The basic reason why the Pakistanis have been able to do well here is because Indians are able to relate to their music. "The market knows no nationality," says Vinay Sapru, chief programming officer, Polygram India Ltd. For Mishal Verma, mtv's director, programming, talent and artist relations, Sayonee works because it makes for easy listening. "The selling point of a record is that it should have a beat which allows one to dance or a melody which allows one to sing and a catch word thrown in," says Verma. And Sayonee has all three. The song is an ideal blend of the East with the West, the true example of good fusion music. As Ahmad says, "Ultimately we are moving towards a universal sound." And that's because "listeners are asking for more mature, fuller sound, not bubble gum pop", according to Thakur.

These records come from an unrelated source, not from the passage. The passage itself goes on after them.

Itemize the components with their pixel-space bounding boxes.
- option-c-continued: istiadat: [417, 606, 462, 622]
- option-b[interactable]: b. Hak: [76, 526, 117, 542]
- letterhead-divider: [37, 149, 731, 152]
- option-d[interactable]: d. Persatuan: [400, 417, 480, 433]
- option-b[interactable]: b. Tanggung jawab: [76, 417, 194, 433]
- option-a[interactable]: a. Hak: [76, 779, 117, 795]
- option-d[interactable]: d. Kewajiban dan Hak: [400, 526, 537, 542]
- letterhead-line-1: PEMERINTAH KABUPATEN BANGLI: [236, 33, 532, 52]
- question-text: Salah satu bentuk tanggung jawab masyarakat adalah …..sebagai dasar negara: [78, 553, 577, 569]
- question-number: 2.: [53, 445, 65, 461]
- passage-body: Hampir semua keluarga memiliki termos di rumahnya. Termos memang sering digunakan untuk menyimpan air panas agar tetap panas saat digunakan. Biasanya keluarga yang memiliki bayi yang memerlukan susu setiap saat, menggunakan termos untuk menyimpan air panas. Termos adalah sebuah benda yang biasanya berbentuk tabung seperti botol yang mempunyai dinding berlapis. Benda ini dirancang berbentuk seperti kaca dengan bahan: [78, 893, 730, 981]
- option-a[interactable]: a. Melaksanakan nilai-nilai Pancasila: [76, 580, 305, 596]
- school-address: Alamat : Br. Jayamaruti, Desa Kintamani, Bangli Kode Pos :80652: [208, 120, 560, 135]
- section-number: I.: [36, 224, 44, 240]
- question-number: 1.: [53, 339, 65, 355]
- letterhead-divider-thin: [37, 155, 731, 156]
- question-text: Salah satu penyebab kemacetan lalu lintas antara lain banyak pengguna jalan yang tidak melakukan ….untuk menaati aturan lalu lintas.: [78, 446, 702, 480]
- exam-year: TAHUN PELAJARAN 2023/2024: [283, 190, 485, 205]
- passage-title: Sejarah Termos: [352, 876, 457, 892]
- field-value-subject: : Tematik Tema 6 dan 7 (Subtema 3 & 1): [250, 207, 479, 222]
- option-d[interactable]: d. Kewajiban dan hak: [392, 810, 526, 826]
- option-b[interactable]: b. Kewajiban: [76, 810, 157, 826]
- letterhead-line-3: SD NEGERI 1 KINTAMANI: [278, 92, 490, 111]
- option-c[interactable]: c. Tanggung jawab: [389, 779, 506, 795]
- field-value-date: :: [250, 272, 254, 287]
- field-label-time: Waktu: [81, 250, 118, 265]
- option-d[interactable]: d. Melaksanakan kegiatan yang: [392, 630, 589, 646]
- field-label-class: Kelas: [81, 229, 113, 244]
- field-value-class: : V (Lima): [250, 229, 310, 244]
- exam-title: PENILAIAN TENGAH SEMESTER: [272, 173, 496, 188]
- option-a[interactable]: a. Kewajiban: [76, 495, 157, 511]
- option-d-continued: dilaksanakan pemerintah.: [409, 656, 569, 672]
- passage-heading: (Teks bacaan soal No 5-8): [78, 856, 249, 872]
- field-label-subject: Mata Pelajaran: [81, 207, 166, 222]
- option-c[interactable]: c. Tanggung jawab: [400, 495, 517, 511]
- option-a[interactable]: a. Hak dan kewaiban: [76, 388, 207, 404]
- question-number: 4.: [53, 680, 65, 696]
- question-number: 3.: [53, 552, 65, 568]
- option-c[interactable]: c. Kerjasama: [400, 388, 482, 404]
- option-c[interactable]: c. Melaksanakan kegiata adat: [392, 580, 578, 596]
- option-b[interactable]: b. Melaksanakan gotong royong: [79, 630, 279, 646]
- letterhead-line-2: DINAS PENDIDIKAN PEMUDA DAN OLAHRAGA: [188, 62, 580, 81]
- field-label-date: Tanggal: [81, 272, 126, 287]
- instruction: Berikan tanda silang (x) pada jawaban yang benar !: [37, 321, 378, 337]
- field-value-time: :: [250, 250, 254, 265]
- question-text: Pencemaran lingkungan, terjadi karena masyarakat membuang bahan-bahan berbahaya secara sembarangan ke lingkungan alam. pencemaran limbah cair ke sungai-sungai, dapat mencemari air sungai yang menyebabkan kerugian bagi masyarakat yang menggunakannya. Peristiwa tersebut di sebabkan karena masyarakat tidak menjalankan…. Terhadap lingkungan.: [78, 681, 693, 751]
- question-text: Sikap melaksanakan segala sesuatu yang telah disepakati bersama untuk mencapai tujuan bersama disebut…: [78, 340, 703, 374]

However, it's precisely this discerning taste of the audience which is going to make the road to success a bit difficult for the Pakistani pop brigade. In the fickle world of music, the stakes are getting higher each day. Anything and everything don't sell anymore. Though Pakipop is the rage now, the question is whether it's the beginning of a trend or just a passing fad. "There's room for Pakistani pop if it is of the same standard as Junoon's," says Verma. And if the music is good, it will certainly know no borders.